Nor should we idealize “focus” as the only metric of success. Mental health, autonomy, connection, and trust all play a role in creating school environments where students thrive. If students feel overly surveilled or infantilized, they’re unlikely to engage meaningfully with the values behind the policy. The goal should not be control for its own sake, it should be cultivating habits that carry into life beyond the classroom.

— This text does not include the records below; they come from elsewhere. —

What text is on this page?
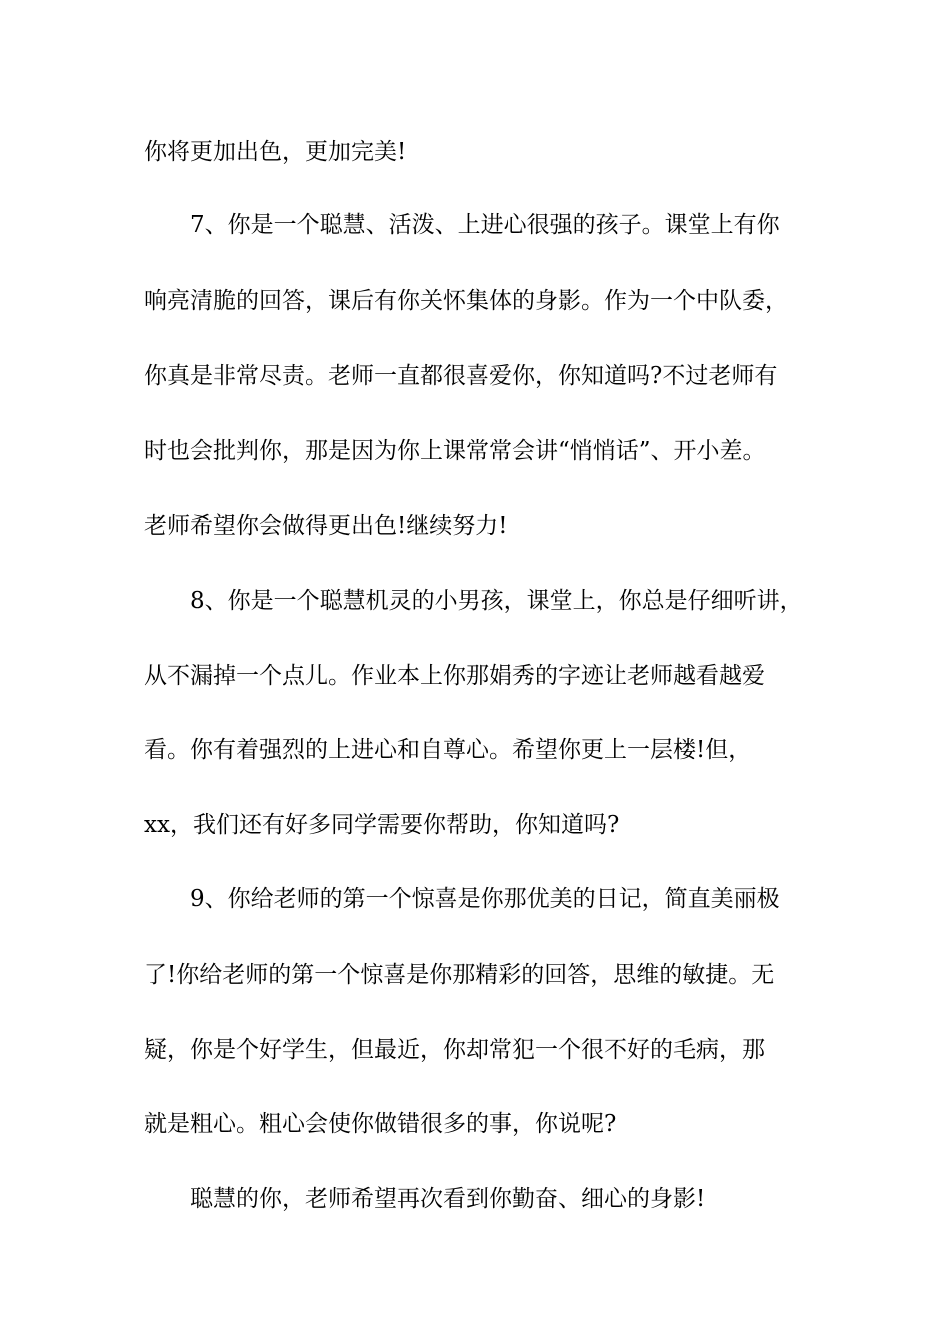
你将更加出色，更加完美!
7、你是一个聪慧、活泼、上进心很强的孩子。课堂上有你
响亮清脆的回答，课后有你关怀集体的身影。作为一个中队委，
你真是非常尽责。老师一直都很喜爱你，你知道吗?不过老师有
时也会批判你，那是因为你上课常常会讲“悄悄话”、开小差。
老师希望你会做得更出色!继续努力!
8、你是一个聪慧机灵的小男孩，课堂上，你总是仔细听讲，
从不漏掉一个点儿。作业本上你那娟秀的字迹让老师越看越爱
看。你有着强烈的上进心和自尊心。希望你更上一层楼!但，
xx，我们还有好多同学需要你帮助，你知道吗?
9、你给老师的第一个惊喜是你那优美的日记，简直美丽极
了!你给老师的第一个惊喜是你那精彩的回答，思维的敏捷。无
疑，你是个好学生，但最近，你却常犯一个很不好的毛病，那
就是粗心。粗心会使你做错很多的事，你说呢?
聪慧的你，老师希望再次看到你勤奋、细心的身影!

The ubiquity of smartphones is undeniable. While phones are here to stay, the classroom represents one of the few environments where young people can learn how to use them wisely, or not at all. That makes schools not just sites of instruction, but laboratories for digital maturity.

The danger isn’t that we’ll do too little. It’s that we’ll settle for solutions that are too simplistic or too focused on optics, instead of focusing  not on outcomes.

We need more than bans. We need balance. That means moving past reactionary policies and toward systems that respect both the realities of modern life and the capacity of young people to grow. It means crafting strategies that support teachers without overburdening them, that protect focus without sacrificing fairness, and that reflect not just what we’re trying to prevent, but what we hope to build.

The real goal shouldn’t be to simply get phones out of kids’ hands. It should be to help them learn when to put them down on their own.